15 years for newspapers: Rupert Murdoch
Maximum 15 years for newspapers: Rupert Murdoch

Speaking in a rare interview to celebrate the 60th Anniversary of The Australian, which isn’t known for making profits, Murdoch said, “You get on a train, public transport? You see anyone with a paper? You see no one. Now they're reading all the facts, on their phones.”

The media baron owns the largest share of the Australian newspaper market, and owns what, outside of WA, are virtually the only newspaper print plants still running. News has actually just created a new newspaper plant at Truganina on the outskirts of Melbourne, which prints virtually every paper in Victoria. Its lease runs until 2030.

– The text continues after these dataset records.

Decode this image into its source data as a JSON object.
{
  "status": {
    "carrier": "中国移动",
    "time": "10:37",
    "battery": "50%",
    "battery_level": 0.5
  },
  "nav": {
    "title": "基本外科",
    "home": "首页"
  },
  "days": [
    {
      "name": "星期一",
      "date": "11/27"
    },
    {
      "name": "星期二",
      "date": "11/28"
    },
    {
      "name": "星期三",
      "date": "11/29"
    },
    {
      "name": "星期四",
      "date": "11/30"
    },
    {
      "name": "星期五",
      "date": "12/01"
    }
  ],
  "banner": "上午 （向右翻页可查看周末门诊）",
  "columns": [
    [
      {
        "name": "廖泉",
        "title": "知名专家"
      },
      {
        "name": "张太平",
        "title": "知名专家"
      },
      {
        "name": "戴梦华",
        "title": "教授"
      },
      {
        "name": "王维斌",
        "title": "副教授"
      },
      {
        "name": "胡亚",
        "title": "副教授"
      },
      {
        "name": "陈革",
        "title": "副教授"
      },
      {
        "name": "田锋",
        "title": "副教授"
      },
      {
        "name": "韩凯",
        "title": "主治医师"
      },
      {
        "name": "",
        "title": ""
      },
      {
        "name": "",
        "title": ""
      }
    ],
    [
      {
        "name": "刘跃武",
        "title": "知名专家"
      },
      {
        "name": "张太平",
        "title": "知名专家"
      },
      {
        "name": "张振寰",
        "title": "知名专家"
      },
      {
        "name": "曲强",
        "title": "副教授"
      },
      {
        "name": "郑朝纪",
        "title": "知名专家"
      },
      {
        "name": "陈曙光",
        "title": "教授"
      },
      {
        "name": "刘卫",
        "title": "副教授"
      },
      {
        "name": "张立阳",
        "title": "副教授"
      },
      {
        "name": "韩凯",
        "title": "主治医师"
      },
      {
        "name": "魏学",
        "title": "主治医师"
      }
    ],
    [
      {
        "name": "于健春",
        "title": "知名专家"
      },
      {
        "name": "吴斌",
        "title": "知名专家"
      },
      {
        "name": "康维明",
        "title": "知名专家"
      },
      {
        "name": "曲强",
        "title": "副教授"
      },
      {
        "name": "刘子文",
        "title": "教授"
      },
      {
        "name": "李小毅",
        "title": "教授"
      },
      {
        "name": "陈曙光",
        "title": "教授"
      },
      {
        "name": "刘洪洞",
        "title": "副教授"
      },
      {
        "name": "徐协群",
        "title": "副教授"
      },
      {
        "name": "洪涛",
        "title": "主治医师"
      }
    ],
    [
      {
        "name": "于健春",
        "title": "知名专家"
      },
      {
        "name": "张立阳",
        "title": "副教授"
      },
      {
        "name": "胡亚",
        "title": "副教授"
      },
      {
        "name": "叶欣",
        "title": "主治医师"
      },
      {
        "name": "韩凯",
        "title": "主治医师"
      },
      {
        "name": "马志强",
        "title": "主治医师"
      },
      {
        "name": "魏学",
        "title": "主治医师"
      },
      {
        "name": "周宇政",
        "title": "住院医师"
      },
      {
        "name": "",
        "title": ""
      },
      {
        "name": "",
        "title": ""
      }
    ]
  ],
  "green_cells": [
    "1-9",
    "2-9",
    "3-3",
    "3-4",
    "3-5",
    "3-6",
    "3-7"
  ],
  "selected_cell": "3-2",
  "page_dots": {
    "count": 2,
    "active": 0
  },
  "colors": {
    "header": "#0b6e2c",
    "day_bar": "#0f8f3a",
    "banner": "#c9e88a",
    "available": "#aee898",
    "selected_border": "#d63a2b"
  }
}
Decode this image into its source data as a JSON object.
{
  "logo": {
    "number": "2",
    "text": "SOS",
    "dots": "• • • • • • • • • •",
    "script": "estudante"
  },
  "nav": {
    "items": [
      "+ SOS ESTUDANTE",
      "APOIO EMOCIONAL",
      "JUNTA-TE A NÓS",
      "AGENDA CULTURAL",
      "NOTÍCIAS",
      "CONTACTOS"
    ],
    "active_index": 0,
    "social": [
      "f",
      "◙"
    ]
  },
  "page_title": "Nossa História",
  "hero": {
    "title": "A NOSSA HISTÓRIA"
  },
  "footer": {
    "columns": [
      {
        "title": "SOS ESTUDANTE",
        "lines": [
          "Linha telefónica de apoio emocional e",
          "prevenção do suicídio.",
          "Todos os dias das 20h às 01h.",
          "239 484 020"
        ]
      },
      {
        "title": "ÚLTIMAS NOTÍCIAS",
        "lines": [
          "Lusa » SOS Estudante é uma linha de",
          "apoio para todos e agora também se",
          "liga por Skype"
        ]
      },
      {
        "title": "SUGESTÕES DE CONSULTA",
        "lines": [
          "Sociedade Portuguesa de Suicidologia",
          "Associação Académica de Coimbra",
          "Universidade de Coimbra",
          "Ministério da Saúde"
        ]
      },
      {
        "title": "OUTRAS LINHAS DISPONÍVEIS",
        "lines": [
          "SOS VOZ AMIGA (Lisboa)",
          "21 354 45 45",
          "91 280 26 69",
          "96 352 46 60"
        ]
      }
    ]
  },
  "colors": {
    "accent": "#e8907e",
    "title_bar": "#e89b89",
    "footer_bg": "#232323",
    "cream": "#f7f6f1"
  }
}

News Corp: Printed newspapers until at least 2030 at Tregunania

The site prints News Corp papers, including the Herald Sun and The Australian, as well as Nine mastheads The Age and the Australian Financial Review, and newspapers for Australian Community Media (ACM).

Newspapers have been part of the staple of life for 200 years, but Murdoch confirmed what has been obvious to many for the past decade, the end is nigh. Together with TV stations switching to internet streaming only for transmission, it means that the world will be completely dependent on the internet for news.

Plummeting declines in Australian printed newspaper readership and advertising sales have seen mass closures, the rate of closure turbo charged during Covid, and which is still going on.

Now the decision by Facebook and Instagram owner Meta not to renew its news contracts with local publishers, and the $200m that goes with it, will hit the metro titles, and could have profound implications for remaining regional community newspapers. The community newspaper sector has already been in steep decline since Covid, with in excess of 100 local printed newspapers lost forever. Now dozens more printed local papers could join them.

Already the 126-year-old Broken Hill newspaper Barrier Daily Truth has closed its doors, with the threat of no Meta money meaning it could not carry a $176,000 debt.

The Australian and New Zealand newspaper industries are not alone, every western country in the world is facing the same issues. Evidence on the impact on the print industry is stark, earlier this year Dr Andreas Plessker, CEO of Koenig & Bauer, which along with manroland dominated the newspaper press sector, told Print21 that the company’s newspapers manufacturing operation had gone from a billion euros a year to one press a year “if we’re lucky”.